Arne Duncan gave an extended interview to EdWeek staff a couple of weeks ago. I was disappointed that the resulting article gave no hint that critical questions were asked.
But on reviewing the transcript -- http://www.edweek.org/ew/articles/2009/12/02/14duncan-transcript.h29.html -- I find that he was asked (rather gently) a question I would have asked (more pointedly): What, if any, evidence supports the sweeping, radical agenda the Obama administration is promoting: unlimited charter schools, national standards and high-stakes tests, "data-driven" teacher evaluations and salaries, and large-scale closings of "failing schools"? And if there's no supporting evidence, why are you trying to bribe states into adopting such dubious "reforms" through the $4.3 billion Race to the Top Fund?
Arne's answer: "I think there’s a lot of scientific evidence that the status quo doesn’t work." Ergo, drastic measures are in order -- never mind that there's no evidence for their effectiveness and considerable evidence they will do harm. Characteristically, the EdWeek reporters were too polite to challenge that logic.
Here's the exchange:
Q: To pick up on that evidence base, there are a lot of policies and strategies that the department seems to endorse or favor that don’t necessarily have a strong evidence base for them. President Obama has talked about restoring scientific integrity in the government decision-making process. How much of a role does the evidence play in setting policy in the department, and in things like charter schools and teacher evaluation?
Mr. Duncan: I would challenge your assumption a bit. So I would argue the whole turnaround stuff is relatively new but I think there’s a lot of scientific evidence that the status quo doesn’t work and that’s the evidence that I’m looking at. I’m looking at places where 70 to 75 percent of kids aren’t graduating and somehow that’s been okay for the country. People don’t expect anything different. I would argue that all of these things there’s lots of evidence that the current thing doesn’t work. Teacher evaluation is broken. Teacher evaluation in this country is fundamentally broken. And if someone wants to make the case that it’s good, I would love to have that debate. But there’s nobody making that case. Nobody. So let’s try to fix it. Let’s not use the excuse that we don’t have all of the answers to continue to do nothing.

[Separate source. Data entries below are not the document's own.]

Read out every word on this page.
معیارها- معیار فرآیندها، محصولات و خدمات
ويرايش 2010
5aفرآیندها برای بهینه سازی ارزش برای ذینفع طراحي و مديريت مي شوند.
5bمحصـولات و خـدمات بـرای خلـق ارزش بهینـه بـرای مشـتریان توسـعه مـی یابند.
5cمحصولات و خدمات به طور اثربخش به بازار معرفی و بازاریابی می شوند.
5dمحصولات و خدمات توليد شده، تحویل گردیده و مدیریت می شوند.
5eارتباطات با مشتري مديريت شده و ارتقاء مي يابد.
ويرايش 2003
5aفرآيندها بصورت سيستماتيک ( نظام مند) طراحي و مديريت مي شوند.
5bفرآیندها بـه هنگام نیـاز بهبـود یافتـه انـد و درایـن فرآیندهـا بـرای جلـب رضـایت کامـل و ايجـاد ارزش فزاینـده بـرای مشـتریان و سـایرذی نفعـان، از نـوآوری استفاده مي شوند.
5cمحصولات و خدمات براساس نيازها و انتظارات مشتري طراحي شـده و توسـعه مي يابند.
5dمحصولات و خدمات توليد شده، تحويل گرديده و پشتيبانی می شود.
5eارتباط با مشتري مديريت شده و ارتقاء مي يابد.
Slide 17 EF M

We’ve tried not to be very specific. We’ve said a couple things matter: data matters, we’ve said that talent matters, we’ve said having high standards matter, and turning around things matter. How you do those things, how you get there, [there’s] lots of room to play, to get creative. No one by themselves is the answer. I’ve never said that. But again, I’d love to argue or counter anyone who says data doesn’t matter, that talent doesn’t matter, that turnarounds don’t matter, that a high bar doesn’t matter. That’s a debate I’d love to have. I think there’s pretty compelling evidence of what hasn’t worked as well as what’s possible. In a country where teacher evaluation is largely divorced from student progress, student success, how do you defend that? Again, there’s lots of gray. We’ve talked a lot about multiple measures, and not one thing. As a country we’re at zero. That’s wrong; 100 percent is wrong. There’s a big middle ground there that we got to find. Anyone who would argue that where we’re at now is good or has evidence that that’s the right thing, I don’t buy it. No one is. I went to the AFT [American Federation of Teachers] conventions, I went to the NEA [National Education Association] convention, I said teacher evaluation is broken, guess what, all the teachers cheered.